Few fighters in the world are as purely entertaining as Diaz, because you never know what he is going to do. He is a wild card in every possible sense, but that is not necessarily a good thing. 

First, looking at his track record, Diaz could leave the sport of mixed martial arts at a moment’s notice. After losing his last fight to Carlos Condit at UFC 143, he made the decision to retire in a post-fight interview with Joe Rogan

No one really took that retirement threat seriously, and in typical Diaz fashion, he ended his journey into the sunset just a few months later, because he was reportedly looking for a fight with Anderson Silva

To be fair to Diaz, he is hardly the first person in this sport to retire and then come back when the opportunity to make money presented itself. 

Another factor working against Diaz is his drug use.

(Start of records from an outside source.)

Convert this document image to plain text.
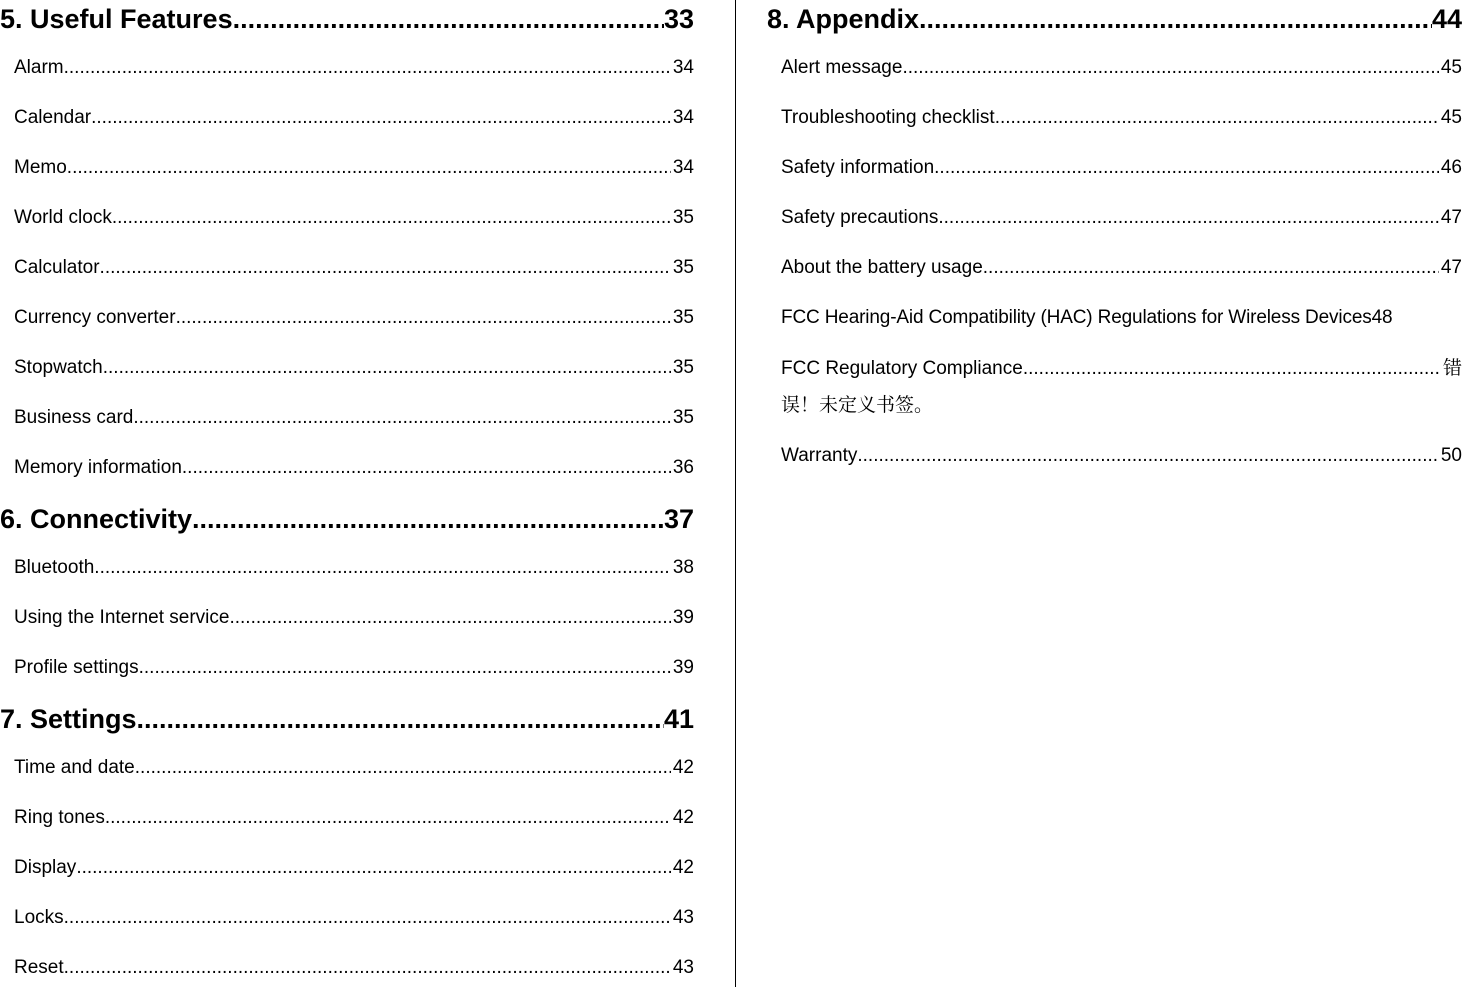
5. Useful Features .....	33
Alarm .....	34
Calendar .....	34
Memo .....	34
World clock .....	35
Calculator .....	35
Currency converter .....	35
Stopwatch .....	35
Business card .....	35
Memory information .....	36
6. Connectivity .....	37
Bluetooth .....	38
Using the Internet service .....	39
Profile settings .....	39
7. Settings .....	41
Time and date .....	42
Ring tones .....	42
Display .....	42
Locks .....	43
Reset .....	43
8. Appendix .....	44
Alert message .....	45
Troubleshooting checklist .....	45
Safety information .....	46
Safety precautions .....	47
About the battery usage .....	47
FCC Hearing-Aid Compatibility (HAC) Regulations for Wireless Devices 48
FCC Regulatory Compliance .....	错
误！未定义书签。
Warranty .....	50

A big reason this fight with St-Pierre has taken nearly two years to come to fruition is because of a one-year suspension given to Diaz due to a failed drug test after his bout with Condit in February 2012. 

A drug test for marijuana is hardly the worst thing that has happened to a fighter in UFC. Alistair Overeem would have been fighting for the heavyweight championship if he didn’t fail a test for performance-enhancing drugs last year. 

Chael Sonnen would have gotten an immediate rematch with Anderson Silva, presumably in early 2011, if he didn’t fail a drug test after UFC 117. 

At least UFC did make Sonnen win two fights before throwing him back in the title picture, but Diaz is a different animal entirely. 

Sonnen and Overeem have no problem playing the media game. Those fighters want to be out there, promoting fights and generating interest for the sport. It makes sense, because the more people who want to see you fight, the more money the fighter—and UFC—will make. 

Diaz doesn’t play that game.

He doesn’t like that part of the game and wants no part of it. The reason his fight with St-Pierre at UFC 137 was canceled and he was bumped down to a fight with B.J. Penn, prior to St-Pierre announcing he had a knee injury, was because Diaz flaked on a press event in Toronto leading up to the fight. 

In the days leading up to UFC 158, Diaz continues to play his games. He was scheduled to be part of an open workout in Montreal but never showed up, leaving Dana White with a serious case of deja vu.

White said in an interview with Jim Rome that if Diaz wins this fight and doesn’t play ball with UFC, Diaz will be stripped of the title. 

So UFC could potentially have a champion who has failed a drug test, has no problems flaking on public appearances and gets stripped of a title after beating arguably the best pound-for-pound fighter in the world. 

Everyone knows that Diaz is who he is, and nothing is going to change that. He has been a flake for as long as he has been in mixed martial arts. But because there is money in this fight, UFC had to enable him. 

It would just be a stain on the sport of mixed martial arts if Diaz were to win the title, because the odds of him actually losing the title against another fighter, as opposed to just having it taken away from him for not playing by the same rules as everyone else, are slim to none.